FindLaw KnowledgeBasePublished: 2012-12-12
An estimated 60 percent of U.S. homes are overvalued for tax purposes, according to the National Taxpayers Union. Because property taxes are based primarily on the value of a home, it follows that most homeowners end up paying more than they should on their property taxes.
Surprisingly, the NTU estimates that only 2 percent of homeowners appeal their property taxes — but a majority of those who do appeal win at least a partial victory, ABC News reported.
A number of factors go into assessing the value of a home for tax purposes, including:
- Home size
- Lot size
- Quality and type of construction
- Age of the building
- Sales prices of nearby homes
- Existence of certain features such as a finished basement or attic
Common home assessment errors
Particularly with older homes, assessment errors may occur as a result of inaccurate, outdated or incomplete property tax records. Without access to the inside of a home, a tax assessor may draw inaccurate conclusions about the interior, for instance by counting a half-bath as a full bathroom or assuming that the attic is finished when it fact it is not.
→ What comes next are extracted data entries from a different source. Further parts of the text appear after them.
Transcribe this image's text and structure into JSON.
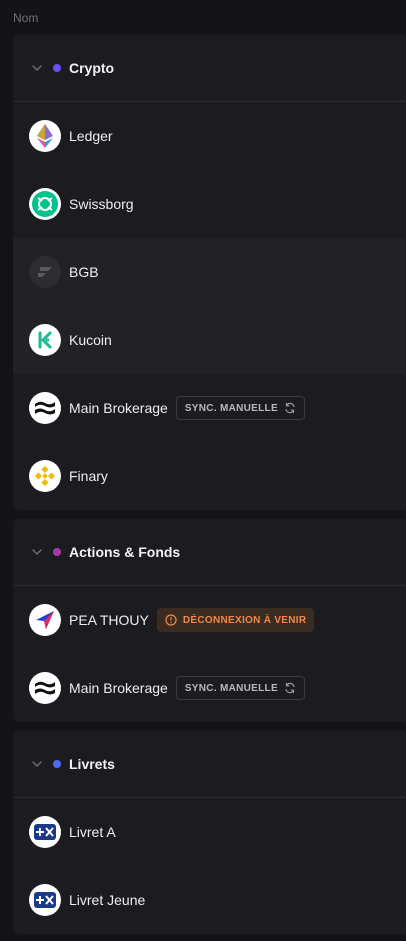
{
  "table": {
    "column_header": "Nom"
  },
  "groups": [
    {
      "title": "Crypto",
      "dot_color": "#6c4df5",
      "accounts": [
        {
          "name": "Ledger",
          "logo": "ethereum-logo"
        },
        {
          "name": "Swissborg",
          "logo": "swissborg-logo"
        },
        {
          "name": "BGB",
          "logo": "bitget-logo"
        },
        {
          "name": "Kucoin",
          "logo": "kucoin-logo"
        },
        {
          "name": "Main Brokerage",
          "logo": "wave-logo",
          "badge": "SYNC. MANUELLE"
        },
        {
          "name": "Finary",
          "logo": "binance-logo"
        }
      ]
    },
    {
      "title": "Actions & Fonds",
      "dot_color": "#a23ba6",
      "accounts": [
        {
          "name": "PEA THOUY",
          "logo": "arrow-logo",
          "warning": "DÉCONNEXION À VENIR"
        },
        {
          "name": "Main Brokerage",
          "logo": "wave-logo",
          "badge": "SYNC. MANUELLE"
        }
      ]
    },
    {
      "title": "Livrets",
      "dot_color": "#4a6cf0",
      "accounts": [
        {
          "name": "Livret A",
          "logo": "plusx-logo"
        },
        {
          "name": "Livret Jeune",
          "logo": "plusx-logo"
        }
      ]
    }
  ]
}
Other errors may occur when an assessment does not accurately reflect the deterioration of a home’s amenities over time, such as when a tax assessor includes the value of a finished basement without regard for the fact that they basement has flooded and is in need of extensive repairs. Errors can also occur when homeowners obtained permits for renovations that have not yet been completed, since the tax assessor may erroneously factor the proposed renovation into the value of the home.
While some tax assessment errors are the result of inaccuracies about physical attributes of a home, others reflect a miscalculation of the home’s overall market value. Particularly in and around the Detroit area, where the real estate market has been hit hard by the economic downturn, Michigan homeowners often find that their homes are assessed at a value far higher than what they could realistically be sold for in the current market.
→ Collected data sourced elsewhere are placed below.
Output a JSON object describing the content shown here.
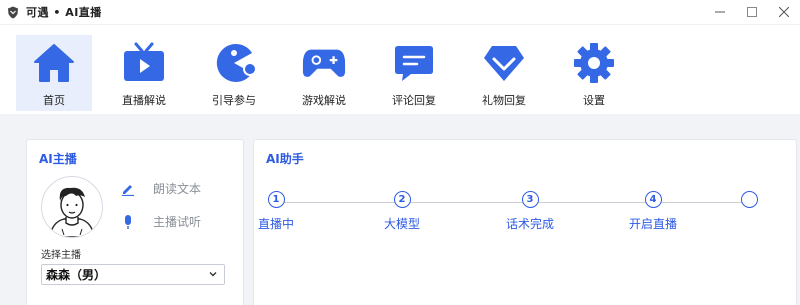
{
  "window": {
    "title": "可遇 • AI直播",
    "icons": [
      "app-shield-icon",
      "minimize-icon",
      "maximize-icon",
      "close-icon"
    ]
  },
  "toolbar": {
    "items": [
      {
        "label": "首页",
        "icon": "home-icon",
        "active": true
      },
      {
        "label": "直播解说",
        "icon": "tv-play-icon",
        "active": false
      },
      {
        "label": "引导参与",
        "icon": "pacman-icon",
        "active": false
      },
      {
        "label": "游戏解说",
        "icon": "gamepad-icon",
        "active": false
      },
      {
        "label": "评论回复",
        "icon": "comment-icon",
        "active": false
      },
      {
        "label": "礼物回复",
        "icon": "gift-diamond-icon",
        "active": false
      },
      {
        "label": "设置",
        "icon": "gear-icon",
        "active": false
      }
    ]
  },
  "anchor_panel": {
    "title": "AI主播",
    "avatar_icon": "avatar-illustration",
    "read_text_label": "朗读文本",
    "read_text_icon": "pen-icon",
    "preview_label": "主播试听",
    "preview_icon": "microphone-icon",
    "select_label": "选择主播",
    "select_value": "森森（男）"
  },
  "assistant_panel": {
    "title": "AI助手",
    "steps": [
      {
        "number": "①",
        "label": "直播中"
      },
      {
        "number": "②",
        "label": "大模型"
      },
      {
        "number": "③",
        "label": "话术完成"
      },
      {
        "number": "④",
        "label": "开启直播"
      },
      {
        "number": "",
        "label": ""
      }
    ]
  },
  "colors": {
    "accent": "#2d5be3",
    "icon_blue": "#3468e4",
    "active_bg": "#e8eefb",
    "page_bg": "#f2f3f7"
  }
}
Take action quickly to preserve the right to an appeal
Michigan homeowners who believe they have been asked to pay too much for their property taxes can file an appeal with the Board of Review, and, if necessary, with the Michigan Tax Tribunal. However, it is important take action quickly because the deadline for filing an appeal is typically very short — often as little as little as 10 days after receiving the notice of assessment. In addition, several cities in the Detroit area require homeowners to submit an administrative appeal prior to making an appeal to the Board of Review.
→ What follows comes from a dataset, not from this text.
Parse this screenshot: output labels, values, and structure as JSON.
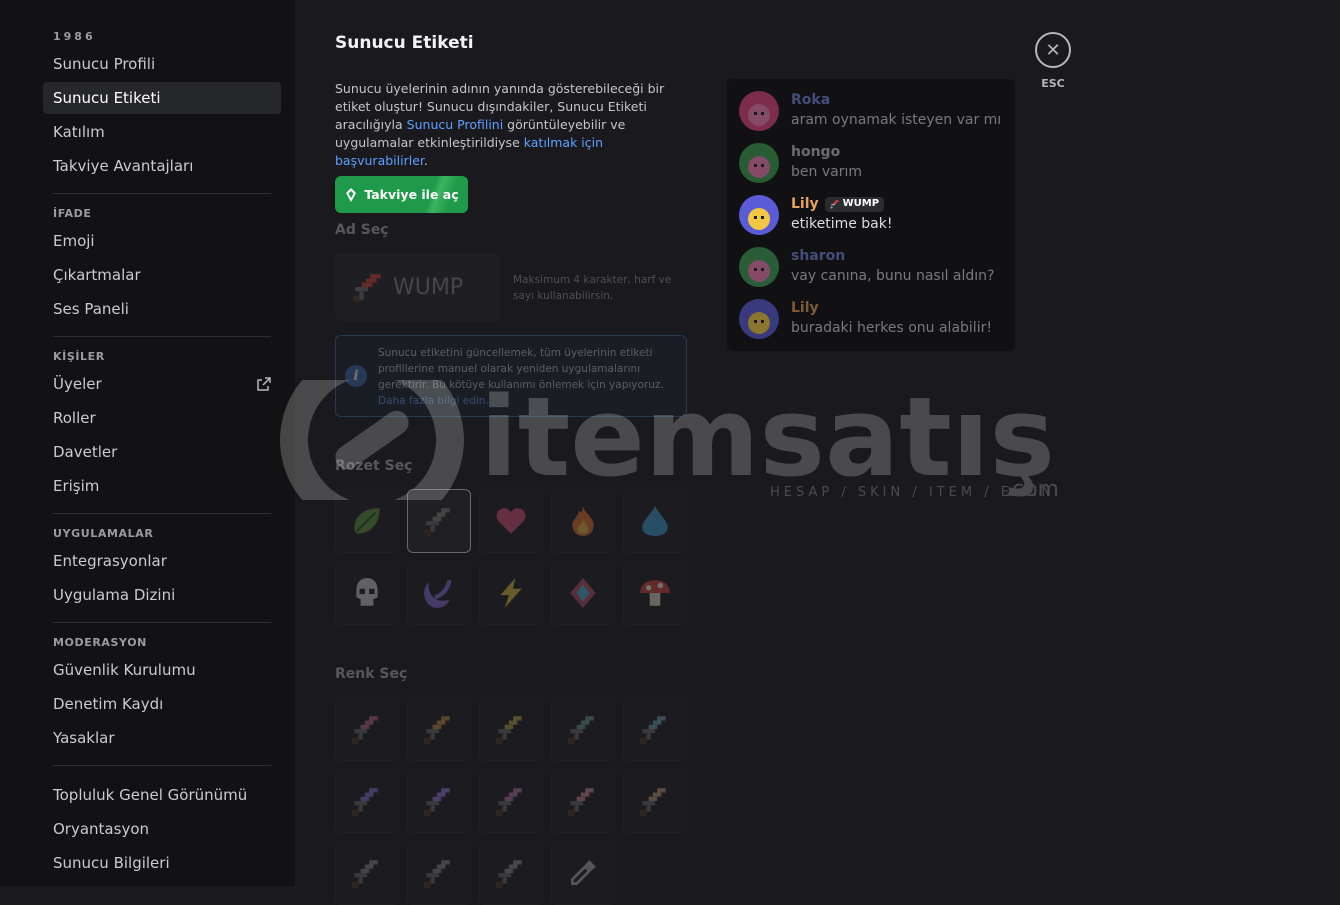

Because the property tax appeal process can be quite long and complicated, many Michigan homeowners choose to work with an experienced property tax lawyer when filing an appeal. A knowledgeable property tax attorney can advise homeowners of their options and help them decide whether or not to pursue an appeal. If the homeowner decides to go forward with an appeal, an attorney can be a valuable guide and advocate throughout the process. Many lawyers who focus on property tax appeals charge on a contingency basis, which means that they charge a fee only if the case is successful.